The interior of this building, like that of Sydney Opera House, is in Melbourne. When Kerrigan puts his case before the High Court, he is actually sitting in the Supreme Court of Victoria – designed by Alfred Louis Smith and Arthur Ebden Johnson and built between 1874 and 1884. It is a place of suffocating kitsch: pompous carving and baroque stucco work, with the too-obvious intention of conveying the power of the Crown at the far reach of its empire. Sitch’s implication is clear: like the Sydney Opera House, the Australian High Court doesn’t need an interior at all, only an internal façade, because the power which that court embodies – far from being impregnable – is akin to that of Santa Claus: it doesn’t exist in any meaningful sense; its work is done, and the appearance of its existence is maintained, by grown adults who know full well it’s bullshit.
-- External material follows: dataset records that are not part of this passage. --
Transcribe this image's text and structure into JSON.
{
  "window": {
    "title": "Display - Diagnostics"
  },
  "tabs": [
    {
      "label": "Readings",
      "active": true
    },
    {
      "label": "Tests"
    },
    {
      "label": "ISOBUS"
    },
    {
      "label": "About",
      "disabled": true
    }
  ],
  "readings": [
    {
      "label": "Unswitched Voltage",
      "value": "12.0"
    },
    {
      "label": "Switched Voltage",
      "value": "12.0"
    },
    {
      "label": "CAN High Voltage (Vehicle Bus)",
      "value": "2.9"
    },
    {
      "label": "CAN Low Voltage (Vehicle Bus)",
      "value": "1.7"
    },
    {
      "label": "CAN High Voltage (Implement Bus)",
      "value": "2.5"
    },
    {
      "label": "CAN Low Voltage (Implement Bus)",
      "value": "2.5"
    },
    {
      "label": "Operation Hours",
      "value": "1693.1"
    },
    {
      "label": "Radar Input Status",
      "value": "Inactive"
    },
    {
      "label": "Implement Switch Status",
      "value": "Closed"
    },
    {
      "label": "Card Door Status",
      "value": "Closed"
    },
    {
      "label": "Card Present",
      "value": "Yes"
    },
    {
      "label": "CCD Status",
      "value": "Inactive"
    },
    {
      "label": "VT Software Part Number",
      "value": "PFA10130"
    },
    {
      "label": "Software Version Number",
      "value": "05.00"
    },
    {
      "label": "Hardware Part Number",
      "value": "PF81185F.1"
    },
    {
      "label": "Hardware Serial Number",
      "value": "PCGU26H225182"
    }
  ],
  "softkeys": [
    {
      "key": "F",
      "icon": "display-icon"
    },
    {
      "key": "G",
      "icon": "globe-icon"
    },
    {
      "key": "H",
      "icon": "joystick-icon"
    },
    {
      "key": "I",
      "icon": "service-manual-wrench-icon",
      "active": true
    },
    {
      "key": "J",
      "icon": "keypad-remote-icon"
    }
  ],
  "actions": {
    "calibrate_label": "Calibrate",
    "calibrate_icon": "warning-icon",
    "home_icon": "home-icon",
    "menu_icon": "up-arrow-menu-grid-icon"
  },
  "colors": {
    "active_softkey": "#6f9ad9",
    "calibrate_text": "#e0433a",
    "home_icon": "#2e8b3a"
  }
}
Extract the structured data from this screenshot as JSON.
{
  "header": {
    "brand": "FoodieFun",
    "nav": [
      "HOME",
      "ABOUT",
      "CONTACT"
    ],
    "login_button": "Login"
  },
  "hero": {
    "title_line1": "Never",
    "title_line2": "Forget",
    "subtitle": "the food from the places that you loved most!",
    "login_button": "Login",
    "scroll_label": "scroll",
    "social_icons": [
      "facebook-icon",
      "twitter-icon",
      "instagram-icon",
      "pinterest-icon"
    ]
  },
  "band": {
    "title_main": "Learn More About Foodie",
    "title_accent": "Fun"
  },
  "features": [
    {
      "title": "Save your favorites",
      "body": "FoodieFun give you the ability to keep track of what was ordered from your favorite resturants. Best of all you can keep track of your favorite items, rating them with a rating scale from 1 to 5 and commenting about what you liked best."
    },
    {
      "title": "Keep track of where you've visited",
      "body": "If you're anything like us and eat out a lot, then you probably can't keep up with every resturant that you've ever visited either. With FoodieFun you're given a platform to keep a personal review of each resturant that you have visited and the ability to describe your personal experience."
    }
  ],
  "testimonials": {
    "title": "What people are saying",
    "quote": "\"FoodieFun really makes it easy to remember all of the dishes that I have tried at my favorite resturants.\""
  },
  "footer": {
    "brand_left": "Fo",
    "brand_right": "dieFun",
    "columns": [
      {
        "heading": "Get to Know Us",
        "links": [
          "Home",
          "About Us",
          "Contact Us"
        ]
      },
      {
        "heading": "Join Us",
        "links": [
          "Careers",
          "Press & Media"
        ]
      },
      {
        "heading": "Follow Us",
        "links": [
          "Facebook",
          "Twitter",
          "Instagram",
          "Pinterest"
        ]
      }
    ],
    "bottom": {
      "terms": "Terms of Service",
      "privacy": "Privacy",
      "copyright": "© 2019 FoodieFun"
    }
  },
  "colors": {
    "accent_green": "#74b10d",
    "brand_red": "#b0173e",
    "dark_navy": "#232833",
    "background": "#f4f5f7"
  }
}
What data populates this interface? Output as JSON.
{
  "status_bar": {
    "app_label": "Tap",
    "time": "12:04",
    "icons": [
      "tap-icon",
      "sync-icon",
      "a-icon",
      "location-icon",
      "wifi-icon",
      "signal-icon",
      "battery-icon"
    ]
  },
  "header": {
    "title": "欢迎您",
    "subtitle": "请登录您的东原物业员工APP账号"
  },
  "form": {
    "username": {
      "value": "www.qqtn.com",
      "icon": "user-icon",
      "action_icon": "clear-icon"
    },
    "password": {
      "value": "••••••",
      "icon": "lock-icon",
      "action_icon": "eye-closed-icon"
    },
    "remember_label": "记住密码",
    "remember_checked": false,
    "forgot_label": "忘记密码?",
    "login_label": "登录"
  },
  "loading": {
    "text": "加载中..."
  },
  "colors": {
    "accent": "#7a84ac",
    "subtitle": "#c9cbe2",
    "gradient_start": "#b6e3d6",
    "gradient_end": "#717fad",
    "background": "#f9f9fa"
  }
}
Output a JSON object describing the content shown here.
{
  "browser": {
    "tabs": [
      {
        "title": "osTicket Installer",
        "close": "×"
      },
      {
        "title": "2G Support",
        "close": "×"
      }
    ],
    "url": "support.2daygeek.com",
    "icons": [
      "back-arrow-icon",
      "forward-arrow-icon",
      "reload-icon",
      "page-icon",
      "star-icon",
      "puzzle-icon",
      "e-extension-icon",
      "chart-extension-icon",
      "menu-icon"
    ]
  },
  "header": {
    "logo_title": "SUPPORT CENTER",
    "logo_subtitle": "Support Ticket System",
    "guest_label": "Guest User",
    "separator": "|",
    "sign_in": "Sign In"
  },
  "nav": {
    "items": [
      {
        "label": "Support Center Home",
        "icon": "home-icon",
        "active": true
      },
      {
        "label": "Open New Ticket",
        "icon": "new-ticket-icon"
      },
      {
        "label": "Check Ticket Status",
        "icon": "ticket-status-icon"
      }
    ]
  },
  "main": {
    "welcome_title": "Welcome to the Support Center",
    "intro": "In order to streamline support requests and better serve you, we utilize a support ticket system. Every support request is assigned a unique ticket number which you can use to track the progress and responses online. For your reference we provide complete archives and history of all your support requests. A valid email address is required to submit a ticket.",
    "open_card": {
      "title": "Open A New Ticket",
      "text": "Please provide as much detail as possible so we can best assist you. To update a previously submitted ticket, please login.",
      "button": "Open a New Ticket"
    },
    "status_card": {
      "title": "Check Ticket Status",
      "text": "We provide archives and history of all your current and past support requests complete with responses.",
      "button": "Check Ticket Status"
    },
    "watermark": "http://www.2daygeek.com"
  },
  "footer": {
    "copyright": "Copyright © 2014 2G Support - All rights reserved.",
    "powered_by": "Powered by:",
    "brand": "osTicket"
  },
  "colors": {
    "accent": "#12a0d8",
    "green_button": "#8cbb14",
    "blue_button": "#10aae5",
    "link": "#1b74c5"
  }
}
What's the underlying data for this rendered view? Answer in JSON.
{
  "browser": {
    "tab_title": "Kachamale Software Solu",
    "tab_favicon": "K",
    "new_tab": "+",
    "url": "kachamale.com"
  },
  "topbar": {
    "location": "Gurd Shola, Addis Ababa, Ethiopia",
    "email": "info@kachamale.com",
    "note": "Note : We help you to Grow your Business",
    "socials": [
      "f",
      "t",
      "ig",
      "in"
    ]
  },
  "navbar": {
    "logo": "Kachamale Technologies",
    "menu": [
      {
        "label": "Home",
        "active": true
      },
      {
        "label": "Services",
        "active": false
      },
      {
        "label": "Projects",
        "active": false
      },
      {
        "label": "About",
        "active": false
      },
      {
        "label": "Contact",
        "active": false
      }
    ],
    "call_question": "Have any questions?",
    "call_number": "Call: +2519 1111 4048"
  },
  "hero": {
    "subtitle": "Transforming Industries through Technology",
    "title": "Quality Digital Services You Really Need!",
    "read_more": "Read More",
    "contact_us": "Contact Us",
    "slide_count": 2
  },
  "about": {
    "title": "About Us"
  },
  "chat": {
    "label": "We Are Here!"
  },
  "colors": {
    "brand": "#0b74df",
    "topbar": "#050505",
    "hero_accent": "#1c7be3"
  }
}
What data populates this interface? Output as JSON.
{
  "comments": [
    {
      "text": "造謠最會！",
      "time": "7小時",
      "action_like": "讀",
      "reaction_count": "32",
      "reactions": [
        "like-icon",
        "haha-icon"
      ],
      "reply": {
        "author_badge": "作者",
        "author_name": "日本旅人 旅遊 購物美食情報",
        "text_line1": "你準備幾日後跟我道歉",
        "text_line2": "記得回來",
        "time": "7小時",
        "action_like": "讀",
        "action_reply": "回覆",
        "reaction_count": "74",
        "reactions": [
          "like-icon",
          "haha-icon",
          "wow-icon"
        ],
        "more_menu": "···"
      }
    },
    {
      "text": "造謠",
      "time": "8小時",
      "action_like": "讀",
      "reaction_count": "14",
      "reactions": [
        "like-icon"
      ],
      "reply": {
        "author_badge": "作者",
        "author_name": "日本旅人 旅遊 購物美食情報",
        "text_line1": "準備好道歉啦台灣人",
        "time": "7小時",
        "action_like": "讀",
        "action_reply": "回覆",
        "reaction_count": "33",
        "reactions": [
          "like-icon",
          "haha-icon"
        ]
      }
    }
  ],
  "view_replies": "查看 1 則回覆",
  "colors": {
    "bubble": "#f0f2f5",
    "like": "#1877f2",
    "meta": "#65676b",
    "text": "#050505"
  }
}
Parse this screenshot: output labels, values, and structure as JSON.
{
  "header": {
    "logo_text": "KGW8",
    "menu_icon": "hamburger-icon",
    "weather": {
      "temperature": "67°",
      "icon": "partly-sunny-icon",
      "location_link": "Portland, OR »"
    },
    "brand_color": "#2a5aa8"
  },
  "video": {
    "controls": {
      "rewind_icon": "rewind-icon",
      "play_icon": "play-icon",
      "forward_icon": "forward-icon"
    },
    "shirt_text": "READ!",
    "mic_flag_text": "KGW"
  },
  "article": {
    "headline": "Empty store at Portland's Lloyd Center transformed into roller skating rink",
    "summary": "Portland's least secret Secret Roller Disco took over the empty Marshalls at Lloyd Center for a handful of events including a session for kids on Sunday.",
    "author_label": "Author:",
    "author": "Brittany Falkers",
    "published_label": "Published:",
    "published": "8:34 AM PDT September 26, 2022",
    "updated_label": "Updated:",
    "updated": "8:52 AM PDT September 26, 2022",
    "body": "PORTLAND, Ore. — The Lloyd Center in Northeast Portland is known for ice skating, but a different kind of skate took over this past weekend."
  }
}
The High Court of Australia in The Castle 

 


About the Author:

Oscar Mardell lives in Auckland, New Zealand, where he teaches English, French and Classical Studies. His poetry and essays have appeared in a variety of publications, including War, Literature & the Arts, The Literary London Journal, 3:AM Magazine, PopMatters, DIAGRAM and Terse. He is the author of Rex Tremendae from Greying Ghost and Housing Haunted Housing from Death of Workers Whilst Building Skyscrapers.